En 2019, une revue du livre La Charte gowharienne des vertus du cheikh Tantawi Gawhari, de Zakaria Al-Iskandarani, publiée à l’Hebdo, a conduit à une question adressée à l’Académie Nobel pour savoir si le cheikh et penseur islamique d’Al-Azhar avait bien été nommé pour le prix Nobel de la paix dans les années 1930, comme l’affirmait un article paru dans l’Egyptian Gazette le 5 décembre 1939.
L’académie a rapidement répondu en confirmant qu’aucun dossier de candidature n’avait été trouvé sous le nom de l’homme en question.
Cependant, cette réponse n’a pas totalement fermé la porte, du moins pour l’académie, qui a lancé une clarification cinq ans plus tard, en juin 2024.
La correspondance initiale a conduit à la découverte d’une série de correspondances négligées datant de 1939, obtenues par Al-Ahram Hebdo.
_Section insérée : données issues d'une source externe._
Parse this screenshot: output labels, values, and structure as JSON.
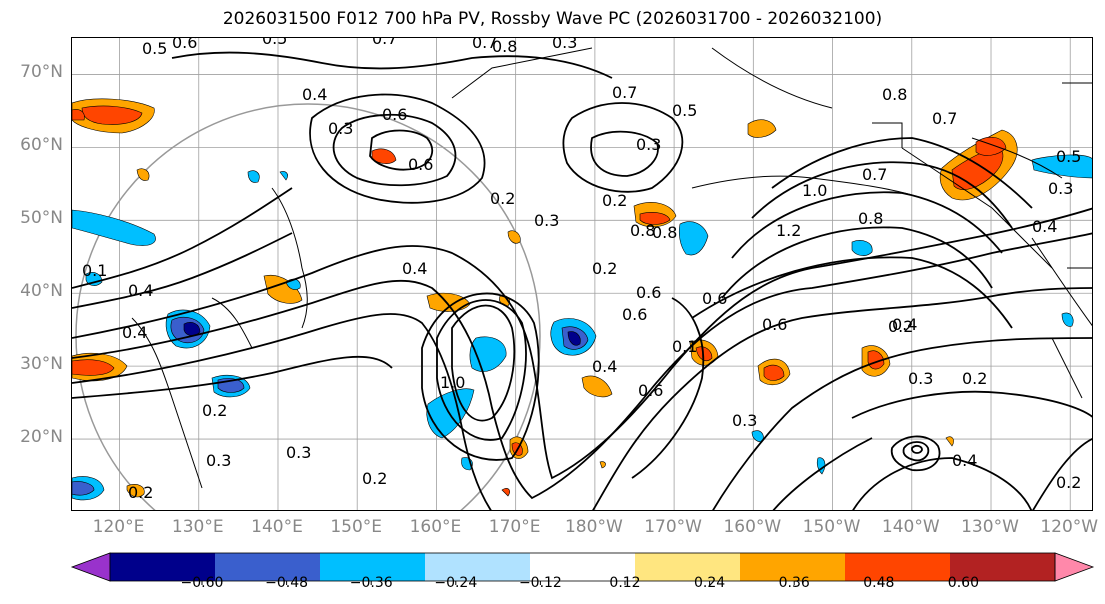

Ces lettres racontent l’histoire d’une nomination manquée de peu. Sept lettres principales révèlent les tentatives égyptiennes pour présenter le premier candidat égyptien au prix Nobel.
Le 31 janvier 1939, la mission royale égyptienne à Stockholm envoyait une lettre au Comité Nobel de la paix du Parlement norvégien, accompagnée d’une demande de Abdel-Hamid Saïd bey, membre de la Chambre des députés égyptienne, proposant le cheikh Tantawi Gawhari pour le prix Nobel de la paix au cours de cette même année.
Les documents joints à la demande comprenaient des copies des livres Où est l’homme ? et Rêveries politiques du cheikh Gawhari, ainsi que des critiques italiennes et françaises des livres et des lettres de souverains, de responsables orientaux, de sociétés littéraires et de savants européens faisant l’éloge des deux oeuvres du cheikh.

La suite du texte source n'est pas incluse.